Heronlar Olay yerine 02.15'te intikal etti
b. Olay anında insansız
hava aracı, 40 km. kadar uzakta başka bir bölge üzerinde olduğundan derhal HAN Tepe bölgesine yönlendirilmiş, saat 02.15'te HAN Tepe üzerinde olmuş ve görüntü aktarmaya başlamıştır. Buradan açıkça anlaşılacağı üzere saldırı öncesi yaklaşan teröristlerin görüntülerinin aktarılmış olması söz konusu değildir.
İlk Görüntü 02.31
c.
Basına yansıyan
insansız hava aracı görüntülerinden, en
erken olanının zamanı ise 02.31'dir ve olayın başlangıcının yaklaşık 46 dakika sonrasına aittir.
Helikopterler Hava Muhalefetine Takıldı
ç. Olayın başlaması üzerine HAKKÂRİ'de konuşlu bulanan taarruz helikopterlerine emir verilmiş, helikopterler, zorunlu hazırlıklarını müteakip havalanmış, ancak Çığlı Suyu (ZAP) vadisindeki yoğun sis ve toz
bulutu nedeniyle güneye, ÇUKURCA bölgesine geçememiş, yarım saat süren denemeyi müteakip, HAKKÂRİ'ye dönmek zorunda kalmışlardır.
Helikopterler Saldırıdan 2 Saat 45 Dakika Sonra Ulaştı
d. Aynı helikopterler, hava şartlarının iyileşmesi üzerine, saat 04.30'da HAN Tepe üzerinde olmuş ve bölgeden uzaklaşmaya çalışan teröristleri ateş altına almışlardır.
e. Uzaklaşmaya çalışan teröristler, aynı zamanda topçu ve havanlarla da ateş altına alınmıştır.
f. Hava aydınlandıktan sonra, teröristlerin çevredeki hakim arazilerde mevzilendirdikleri DOÇKA
marka (Uçaksavar)
silahları, bölgedeki helikopter faaliyetlerini tahdit etmiş, helikopterlerin inememesi nedeniyle,
tahliyeler karayoluyla yapılmıştır.
g. DOÇKA mevzilerinin yerlerinin tespit edilmesi üzerine, bölgeye iki sorti
hava harekatı icra edilerek bu mevziler tahrip edilmiştir.

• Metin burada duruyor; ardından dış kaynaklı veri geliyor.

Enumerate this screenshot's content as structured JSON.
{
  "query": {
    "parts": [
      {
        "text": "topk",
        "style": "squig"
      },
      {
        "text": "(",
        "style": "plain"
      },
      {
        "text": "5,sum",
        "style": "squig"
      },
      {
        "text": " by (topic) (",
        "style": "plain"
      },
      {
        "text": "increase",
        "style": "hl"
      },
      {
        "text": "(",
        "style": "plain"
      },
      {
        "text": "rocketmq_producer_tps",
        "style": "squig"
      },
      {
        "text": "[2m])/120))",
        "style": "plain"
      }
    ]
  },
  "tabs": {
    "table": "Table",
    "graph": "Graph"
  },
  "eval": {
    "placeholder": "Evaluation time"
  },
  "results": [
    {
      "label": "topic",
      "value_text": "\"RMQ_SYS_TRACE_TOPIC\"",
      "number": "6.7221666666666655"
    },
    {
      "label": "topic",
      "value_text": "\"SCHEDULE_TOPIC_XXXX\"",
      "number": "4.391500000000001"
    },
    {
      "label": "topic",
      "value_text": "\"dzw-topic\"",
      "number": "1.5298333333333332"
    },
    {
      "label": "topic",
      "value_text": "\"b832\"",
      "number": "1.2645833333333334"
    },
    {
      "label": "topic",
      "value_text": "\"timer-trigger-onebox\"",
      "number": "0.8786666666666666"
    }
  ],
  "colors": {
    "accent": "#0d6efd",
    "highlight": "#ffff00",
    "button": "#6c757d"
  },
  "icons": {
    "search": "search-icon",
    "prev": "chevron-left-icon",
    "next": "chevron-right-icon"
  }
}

h. İnsansız hava aracı görüntülerinin hangi makamlar tarafından izleneceği 2'nci Ordu Komutanlığınca ve sadece ilgili birlikler dikkate alınarak belirlenmektedir. Otuz ayrı merkezden bu görüntülerin izlendiği iddiası maksatlı ve gerçek dışıdır.
i. Olayın cereyan şeklinden de görüleceği gibi, medyaya yansıyan görüntüler, çatışmanın başlamasından sonraki sürece aittir ve çatışma süresince de ilgili
komutanlıklar alınması gereken tedbirleri almış veya almaya çalışmışlardır.
5. Diğer olaylarda da olduğu gibi, bu olayda da gerekli görülen idari ve adli işlemler zamanında başlatılmıştır.
Türk Silahlı Kuvvetleri, soruşturma safhalarının
gizlilik sürecine azami şekilde özen ve dikkat göstermekte olup çok zorunlu durumlar dışında, soruşturma süreçlerinde açıklama yapmaktan kaçınmaktadır. Bu hassasiyete başka anlamlar yüklemek yersizdir ve yanlıştır…' şeklindedir.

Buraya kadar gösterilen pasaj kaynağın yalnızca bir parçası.